When Approaching to Pass

Before you pass, look ahead for road conditions and traffic that may cause other vehicles to move into your lane. Only pass when safe to do so. You must judge whether you have enough room to pass whenever you approach:

  • An oncoming vehicle.
  • A hill or curve.
  • An intersection.
  • A road obstruction.
  • A bicyclist.

Do not pass:

  • If you are approaching a hill or curve and cannot see if other traffic is approaching.
  • Within 100 feet of an intersection bridge, tunnel, railroad crossing, or areas that could cause concern.

How to pass:

Never drive off the paved or main-traveled portion of the road or on the shoulder to pass. The edge of the main-traveled portion of the road may have a painted white line on the road’s surface. Passing other vehicles at crossroads, railroad crossings, and driveways is dangerous.

Pass traffic on the left. You may pass on the right only when:

  • An open highway is clearly marked for two or more lanes of travel in your direction.
  • The driver ahead of you is turning left and you do not drive off the roadway to pass. Never pass on the left if the driver is signaling a left turn.
  • On a one-way street.

Always signal before passing. You may also lightly tap your horn, or briefly flash your lights, to let the other driver know you intend to pass. Do not pull out to pass unless you know you have enough space to pull back into your lane.

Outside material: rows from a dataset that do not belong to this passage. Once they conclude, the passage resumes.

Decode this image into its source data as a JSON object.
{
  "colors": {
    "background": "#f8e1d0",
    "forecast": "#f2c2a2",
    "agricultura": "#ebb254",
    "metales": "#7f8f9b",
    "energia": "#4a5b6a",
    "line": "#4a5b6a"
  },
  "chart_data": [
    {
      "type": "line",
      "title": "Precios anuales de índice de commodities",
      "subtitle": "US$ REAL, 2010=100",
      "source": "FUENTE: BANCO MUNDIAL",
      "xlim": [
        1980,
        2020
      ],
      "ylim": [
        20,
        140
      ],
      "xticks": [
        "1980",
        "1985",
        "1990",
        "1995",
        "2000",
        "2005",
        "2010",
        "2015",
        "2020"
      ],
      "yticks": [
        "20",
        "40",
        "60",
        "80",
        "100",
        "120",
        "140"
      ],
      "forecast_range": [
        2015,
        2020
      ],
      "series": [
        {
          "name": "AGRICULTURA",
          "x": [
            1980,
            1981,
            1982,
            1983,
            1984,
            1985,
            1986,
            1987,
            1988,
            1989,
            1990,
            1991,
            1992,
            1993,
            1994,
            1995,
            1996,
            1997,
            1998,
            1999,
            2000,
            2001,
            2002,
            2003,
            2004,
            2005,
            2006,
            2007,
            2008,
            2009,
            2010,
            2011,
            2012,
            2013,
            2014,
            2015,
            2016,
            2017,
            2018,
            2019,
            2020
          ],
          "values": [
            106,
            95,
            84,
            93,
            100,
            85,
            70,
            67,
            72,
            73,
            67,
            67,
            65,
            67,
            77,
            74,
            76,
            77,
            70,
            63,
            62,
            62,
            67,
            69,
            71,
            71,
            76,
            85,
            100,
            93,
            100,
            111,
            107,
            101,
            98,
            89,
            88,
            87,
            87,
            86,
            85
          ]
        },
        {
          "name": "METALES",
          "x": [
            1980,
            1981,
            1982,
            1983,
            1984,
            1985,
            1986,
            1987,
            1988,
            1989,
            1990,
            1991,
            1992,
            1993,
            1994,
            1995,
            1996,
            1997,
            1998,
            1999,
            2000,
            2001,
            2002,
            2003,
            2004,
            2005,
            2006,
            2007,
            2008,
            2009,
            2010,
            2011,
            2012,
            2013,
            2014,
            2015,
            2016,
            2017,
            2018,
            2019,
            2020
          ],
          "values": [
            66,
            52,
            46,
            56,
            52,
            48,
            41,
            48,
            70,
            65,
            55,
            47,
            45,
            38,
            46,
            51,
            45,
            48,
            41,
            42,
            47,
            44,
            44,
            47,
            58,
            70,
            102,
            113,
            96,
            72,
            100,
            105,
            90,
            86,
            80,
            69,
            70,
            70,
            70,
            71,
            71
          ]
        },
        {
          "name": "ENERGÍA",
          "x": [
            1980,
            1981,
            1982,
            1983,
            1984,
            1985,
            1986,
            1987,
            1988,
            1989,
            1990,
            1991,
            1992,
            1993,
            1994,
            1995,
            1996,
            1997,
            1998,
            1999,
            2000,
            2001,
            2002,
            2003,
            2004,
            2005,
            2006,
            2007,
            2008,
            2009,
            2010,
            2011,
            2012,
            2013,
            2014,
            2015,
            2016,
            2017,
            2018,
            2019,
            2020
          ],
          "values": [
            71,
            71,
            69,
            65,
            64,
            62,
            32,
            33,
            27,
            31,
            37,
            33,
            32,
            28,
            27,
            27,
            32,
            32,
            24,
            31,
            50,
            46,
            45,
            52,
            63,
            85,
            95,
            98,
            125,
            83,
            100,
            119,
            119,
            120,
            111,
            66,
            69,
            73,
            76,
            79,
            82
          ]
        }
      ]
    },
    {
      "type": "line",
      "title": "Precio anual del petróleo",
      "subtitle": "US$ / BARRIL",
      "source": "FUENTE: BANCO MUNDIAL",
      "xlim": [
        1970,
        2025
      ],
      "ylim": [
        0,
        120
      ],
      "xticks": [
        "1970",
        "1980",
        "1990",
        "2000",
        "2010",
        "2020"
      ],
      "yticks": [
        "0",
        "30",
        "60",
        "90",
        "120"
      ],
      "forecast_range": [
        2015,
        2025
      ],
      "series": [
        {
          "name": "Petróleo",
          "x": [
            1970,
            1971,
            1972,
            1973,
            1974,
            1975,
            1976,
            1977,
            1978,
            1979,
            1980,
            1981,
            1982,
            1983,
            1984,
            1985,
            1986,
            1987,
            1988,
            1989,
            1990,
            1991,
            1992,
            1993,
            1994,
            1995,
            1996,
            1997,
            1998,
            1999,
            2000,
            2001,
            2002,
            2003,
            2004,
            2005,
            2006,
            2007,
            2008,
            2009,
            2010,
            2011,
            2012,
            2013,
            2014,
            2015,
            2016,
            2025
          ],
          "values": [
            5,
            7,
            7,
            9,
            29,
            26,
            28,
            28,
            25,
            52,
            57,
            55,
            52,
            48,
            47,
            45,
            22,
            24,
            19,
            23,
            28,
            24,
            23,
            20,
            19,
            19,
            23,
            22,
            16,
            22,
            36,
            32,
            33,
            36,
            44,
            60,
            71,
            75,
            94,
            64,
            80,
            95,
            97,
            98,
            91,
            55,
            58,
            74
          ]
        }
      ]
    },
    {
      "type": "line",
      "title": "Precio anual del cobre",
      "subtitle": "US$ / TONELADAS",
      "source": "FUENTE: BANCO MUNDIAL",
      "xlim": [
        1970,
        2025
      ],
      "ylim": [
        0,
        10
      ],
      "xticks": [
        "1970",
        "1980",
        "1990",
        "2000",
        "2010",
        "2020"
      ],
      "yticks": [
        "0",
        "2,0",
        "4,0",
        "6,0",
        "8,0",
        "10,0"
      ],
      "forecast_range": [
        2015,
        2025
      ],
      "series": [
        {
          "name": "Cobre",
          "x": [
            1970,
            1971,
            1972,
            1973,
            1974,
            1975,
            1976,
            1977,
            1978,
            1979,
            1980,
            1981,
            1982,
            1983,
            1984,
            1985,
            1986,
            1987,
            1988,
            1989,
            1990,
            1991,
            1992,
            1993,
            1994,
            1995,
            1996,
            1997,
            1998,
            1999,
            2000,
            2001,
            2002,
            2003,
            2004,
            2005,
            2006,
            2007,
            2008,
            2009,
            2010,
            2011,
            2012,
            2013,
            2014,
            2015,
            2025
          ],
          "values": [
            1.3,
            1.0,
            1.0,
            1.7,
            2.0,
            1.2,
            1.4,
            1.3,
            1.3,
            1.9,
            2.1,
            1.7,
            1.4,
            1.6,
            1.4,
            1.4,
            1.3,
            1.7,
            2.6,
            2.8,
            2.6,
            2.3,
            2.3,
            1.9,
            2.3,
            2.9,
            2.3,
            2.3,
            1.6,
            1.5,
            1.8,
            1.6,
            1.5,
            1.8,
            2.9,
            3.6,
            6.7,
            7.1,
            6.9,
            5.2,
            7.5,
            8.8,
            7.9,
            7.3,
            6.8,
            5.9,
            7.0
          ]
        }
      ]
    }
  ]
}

Avoid passing other vehicles, including motorcycles and bicycles, on two- lane roads. Every time you pass, you increase your chances of having a collision. When you pass a bicyclist, slow down and pass the bicyclist only when safe, allowing for a minimum of 3 feet between your vehicle and the bicyclist where possible. Do not squeeze the bicyclist off the road.

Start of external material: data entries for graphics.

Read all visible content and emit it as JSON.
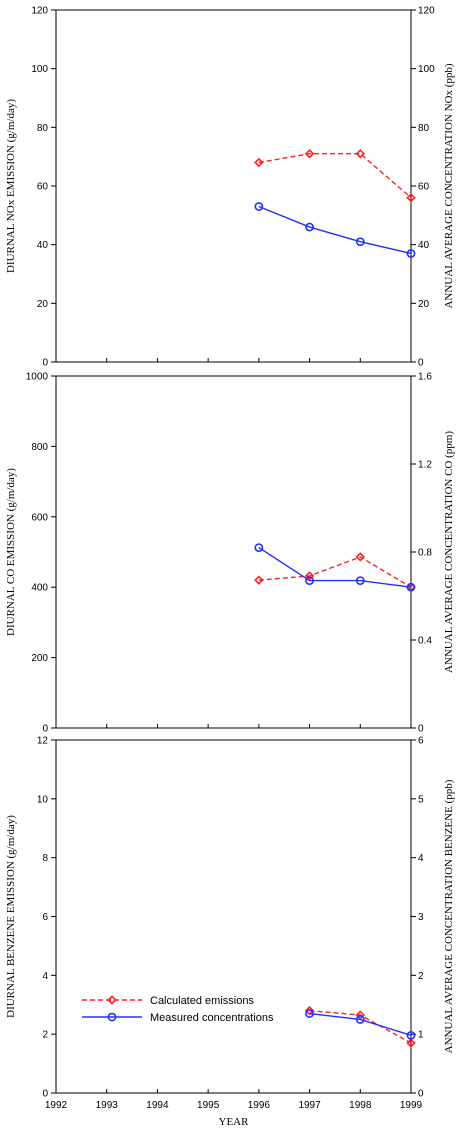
{
  "chart_data": [
    {
      "type": "line",
      "ylabel": "DIURNAL NOx EMISSION (g/m/day)",
      "y2label": "ANNUAL AVERAGE CONCENTRATION NOx (ppb)",
      "xlim": [
        1992,
        1999
      ],
      "ylim": [
        0,
        120
      ],
      "y2lim": [
        0,
        120
      ],
      "yticks": [
        "0",
        "20",
        "40",
        "60",
        "80",
        "100",
        "120"
      ],
      "y2ticks": [
        "0",
        "20",
        "40",
        "60",
        "80",
        "100",
        "120"
      ],
      "series": [
        {
          "name": "Calculated emissions",
          "axis": "left",
          "color": "#ff2020",
          "style": "dashed",
          "marker": "diamond",
          "x": [
            1996,
            1997,
            1998,
            1999
          ],
          "values": [
            68,
            71,
            71,
            56
          ]
        },
        {
          "name": "Measured concentrations",
          "axis": "right",
          "color": "#2030ff",
          "style": "solid",
          "marker": "circle",
          "x": [
            1996,
            1997,
            1998,
            1999
          ],
          "values": [
            53,
            46,
            41,
            37
          ]
        }
      ]
    },
    {
      "type": "line",
      "ylabel": "DIURNAL CO EMISSION (g/m/day)",
      "y2label": "ANNUAL AVERAGE CONCENTRATION CO (ppm)",
      "xlim": [
        1992,
        1999
      ],
      "ylim": [
        0,
        1000
      ],
      "y2lim": [
        0,
        1.6
      ],
      "yticks": [
        "0",
        "200",
        "400",
        "600",
        "800",
        "1000"
      ],
      "y2ticks": [
        "0",
        "0.4",
        "0.8",
        "1.2",
        "1.6"
      ],
      "series": [
        {
          "name": "Calculated emissions",
          "axis": "left",
          "color": "#ff2020",
          "style": "dashed",
          "marker": "diamond",
          "x": [
            1996,
            1997,
            1998,
            1999
          ],
          "values": [
            420,
            432,
            486,
            400
          ]
        },
        {
          "name": "Measured concentrations",
          "axis": "right",
          "color": "#2030ff",
          "style": "solid",
          "marker": "circle",
          "x": [
            1996,
            1997,
            1998,
            1999
          ],
          "values": [
            0.82,
            0.67,
            0.67,
            0.64
          ]
        }
      ]
    },
    {
      "type": "line",
      "ylabel": "DIURNAL BENZENE EMISSION (g/m/day)",
      "y2label": "ANNUAL AVERAGE CONCENTRATION BENZENE (ppb)",
      "xlabel": "YEAR",
      "xlim": [
        1992,
        1999
      ],
      "ylim": [
        0,
        12
      ],
      "y2lim": [
        0,
        6
      ],
      "yticks": [
        "0",
        "2",
        "4",
        "6",
        "8",
        "10",
        "12"
      ],
      "y2ticks": [
        "0",
        "1",
        "2",
        "3",
        "4",
        "5",
        "6"
      ],
      "xticks": [
        "1992",
        "1993",
        "1994",
        "1995",
        "1996",
        "1997",
        "1998",
        "1999"
      ],
      "legend": {
        "placement": "bottom-left",
        "entries": [
          "Calculated emissions",
          "Measured concentrations"
        ]
      },
      "series": [
        {
          "name": "Calculated emissions",
          "axis": "left",
          "color": "#ff2020",
          "style": "dashed",
          "marker": "diamond",
          "x": [
            1997,
            1998,
            1999
          ],
          "values": [
            2.8,
            2.65,
            1.7
          ]
        },
        {
          "name": "Measured concentrations",
          "axis": "right",
          "color": "#2030ff",
          "style": "solid",
          "marker": "circle",
          "x": [
            1997,
            1998,
            1999
          ],
          "values": [
            1.35,
            1.25,
            0.98
          ]
        }
      ]
    }
  ]
}
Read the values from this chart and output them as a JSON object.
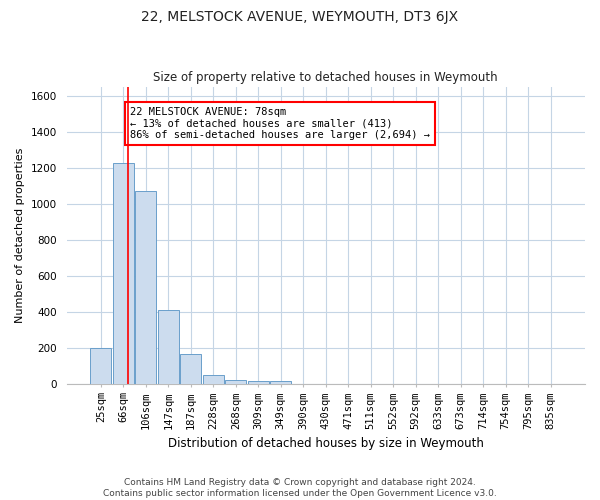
{
  "title": "22, MELSTOCK AVENUE, WEYMOUTH, DT3 6JX",
  "subtitle": "Size of property relative to detached houses in Weymouth",
  "xlabel": "Distribution of detached houses by size in Weymouth",
  "ylabel": "Number of detached properties",
  "categories": [
    "25sqm",
    "66sqm",
    "106sqm",
    "147sqm",
    "187sqm",
    "228sqm",
    "268sqm",
    "309sqm",
    "349sqm",
    "390sqm",
    "430sqm",
    "471sqm",
    "511sqm",
    "552sqm",
    "592sqm",
    "633sqm",
    "673sqm",
    "714sqm",
    "754sqm",
    "795sqm",
    "835sqm"
  ],
  "values": [
    200,
    1230,
    1070,
    410,
    165,
    45,
    22,
    13,
    13,
    0,
    0,
    0,
    0,
    0,
    0,
    0,
    0,
    0,
    0,
    0,
    0
  ],
  "bar_color": "#ccdcee",
  "bar_edge_color": "#6a9fcb",
  "red_line_x": 1.2,
  "annotation_text": "22 MELSTOCK AVENUE: 78sqm\n← 13% of detached houses are smaller (413)\n86% of semi-detached houses are larger (2,694) →",
  "ylim": [
    0,
    1650
  ],
  "yticks": [
    0,
    200,
    400,
    600,
    800,
    1000,
    1200,
    1400,
    1600
  ],
  "footer_line1": "Contains HM Land Registry data © Crown copyright and database right 2024.",
  "footer_line2": "Contains public sector information licensed under the Open Government Licence v3.0.",
  "bg_color": "#ffffff",
  "grid_color": "#c5d5e5",
  "title_fontsize": 10,
  "subtitle_fontsize": 8.5,
  "ylabel_fontsize": 8,
  "xlabel_fontsize": 8.5,
  "tick_fontsize": 7.5,
  "annot_fontsize": 7.5,
  "footer_fontsize": 6.5
}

Returning to a Lane After Passing

Before you return to your driving lane, be sure you are not dangerously close to the vehicle you have just passed. One way to do this is to look for the vehicle in your inside rearview mirror. When you can see both headlights in your rearview mirror, you may have enough room to return to your driving lane. Do not count on having enough time to pass several vehicles at once or that other drivers will make room for you.

Being Passed

If a vehicle is passing you, or has signaled intent to pass, you should avoid accelerating and maintain your lane position to allow the vehicle to pass you. Do not accelerate or try to go faster to avoid being passed.